Is there a way to (automatically) detect if the channels of a stereo video/audio are out of phase and canceling each other?


Background

I've encountered an issue while attempting to convert an audio downloaded from a youtube video into a mono .wav format using ffmpeg. Despite using typical conversion commands (code below), the resulting audio is either silent or corrupted, indicating potential stereo channel cancellation. I tried to load the audio into Python and calculate phase and cross-correlation, but this step uses a lot of memory, especially for a 6-hour-long audio.

Goal

I'm seeking a method, preferably using ffmpeg, to detect if stereo channels are canceling each other out due to phase misalignment. Additionally, I aim to automate the process of phase inversion before converting to mono to ensure the integrity of the resulting audio.

Question:

How can I automatically detect if stereo channels are canceling each other and subsequently invert the phase to ensure successful conversion to mono using ffmpeg? Any insights, solutions, or alternative approaches would be greatly appreciated.

Steps Taken:

  1. Downloaded audio from YouTube using yt-dlp.
  2. Attempted audio conversion to mono using ffmpeg, resulting in silent or corrupted output.
  3. Successfully converted audio to mono by manually inverting the phase of one channel prior to conversion.

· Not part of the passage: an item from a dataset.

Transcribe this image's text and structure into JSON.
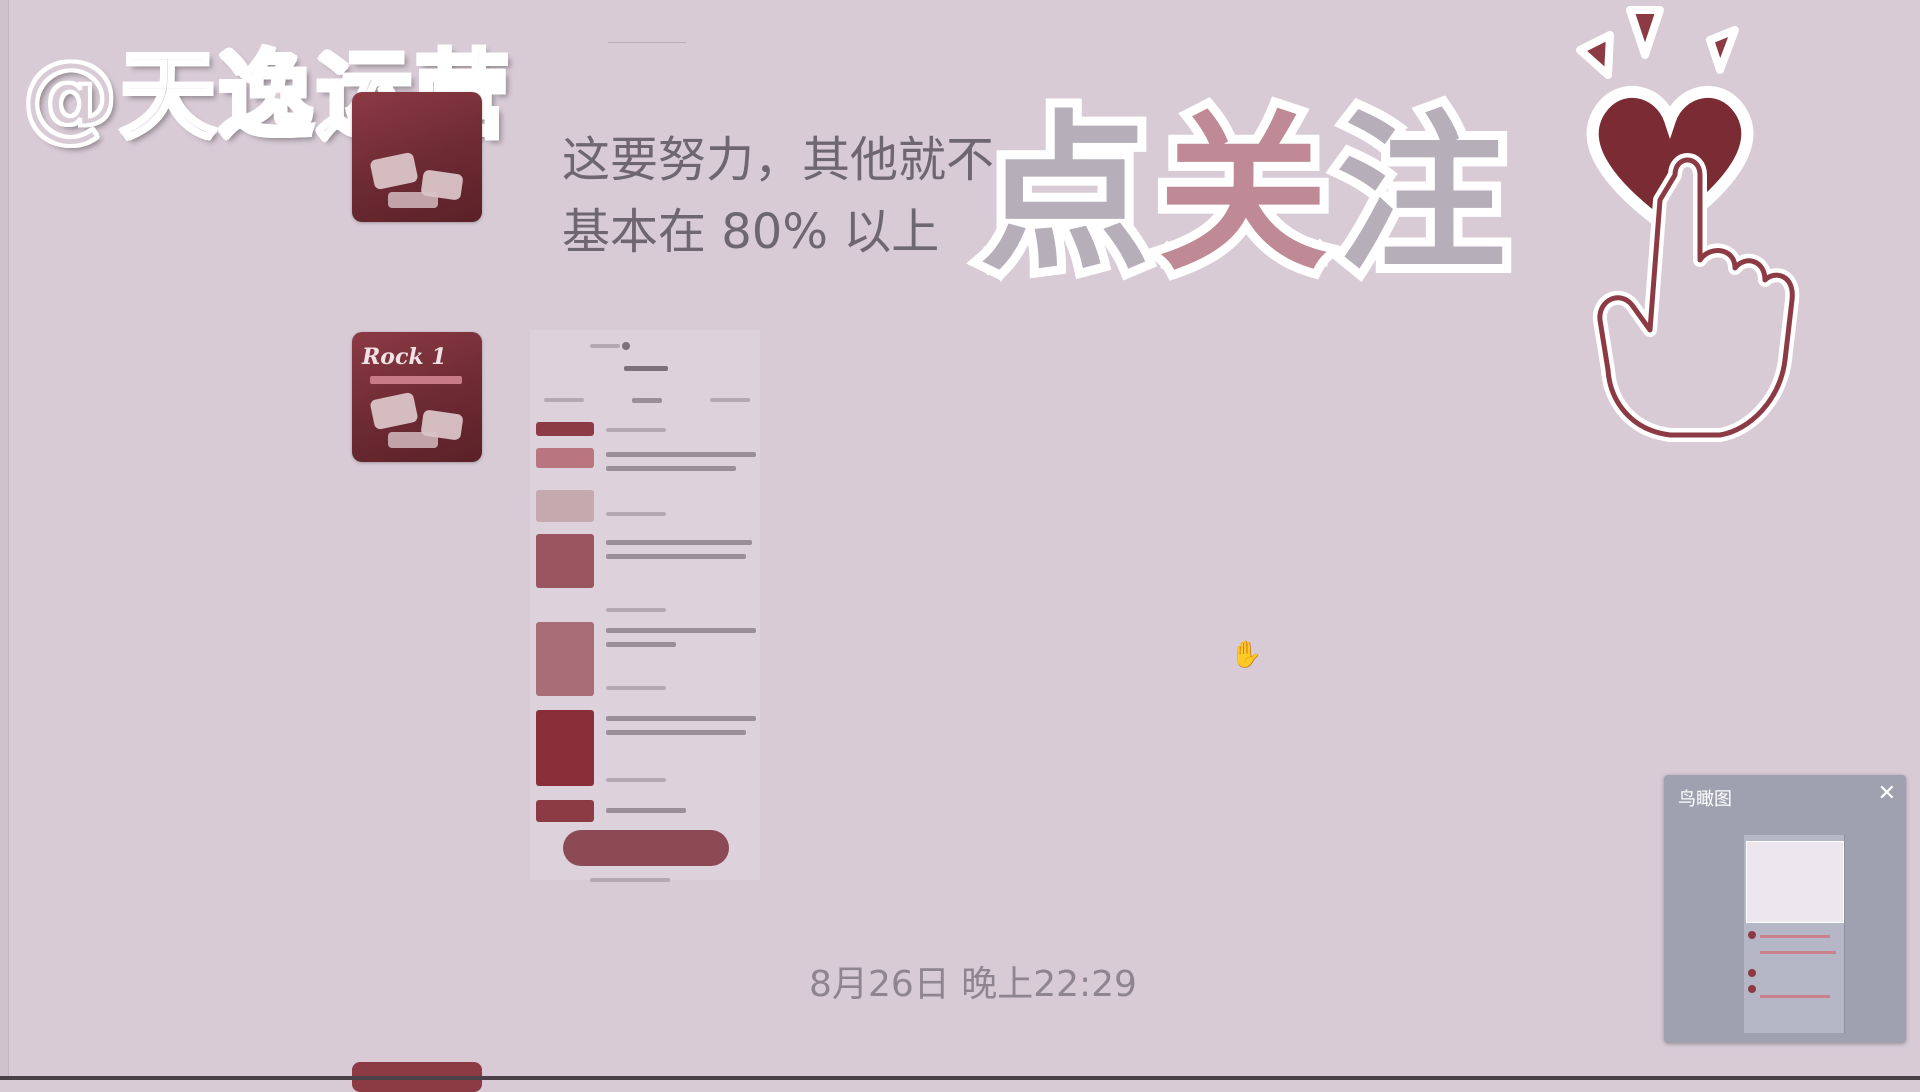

Download audio from youtube

yt-dlp -f bestaudio https://www.youtube.com/watch?v=s3QB_rJzH08 -o input.webm

Audio conversion

The resulting file is silent or corrupted

ffmpeg -i input.webm  -ac 1 -ar 16000 -c:a pcm_s16le output.wav

Audio conversion to mono .wav with phase inversion

The resulting file has audio

ffmpeg -i input.webm -af "aeval=val(0)|-val(1)" -ac 1 -ar 16000 -c:a pcm_s16le output.wav

Solution

  • FFmpeg has a phase difference detection filter.

    ffmpeg -i input.webm -af "aphasemeter=video=0:phasing=1:angle=90:duration=1:tolerance=0.001,ametadata=print:file=aphase.log" -vn -f null -

    The file aphase.log will contain a per-frame log of phase difference in the format

    frame:17302 pts:19931904 pts_time:451.971
    lavfi.aphasemeter.phase=0.224391
    

    The phase value can range from -1 to +1. -1 indicates the channels are completely out of phase and 1 means channels are in phase.

    If the channels are out of phase, ffmpeg will also print a summary reading in the console log.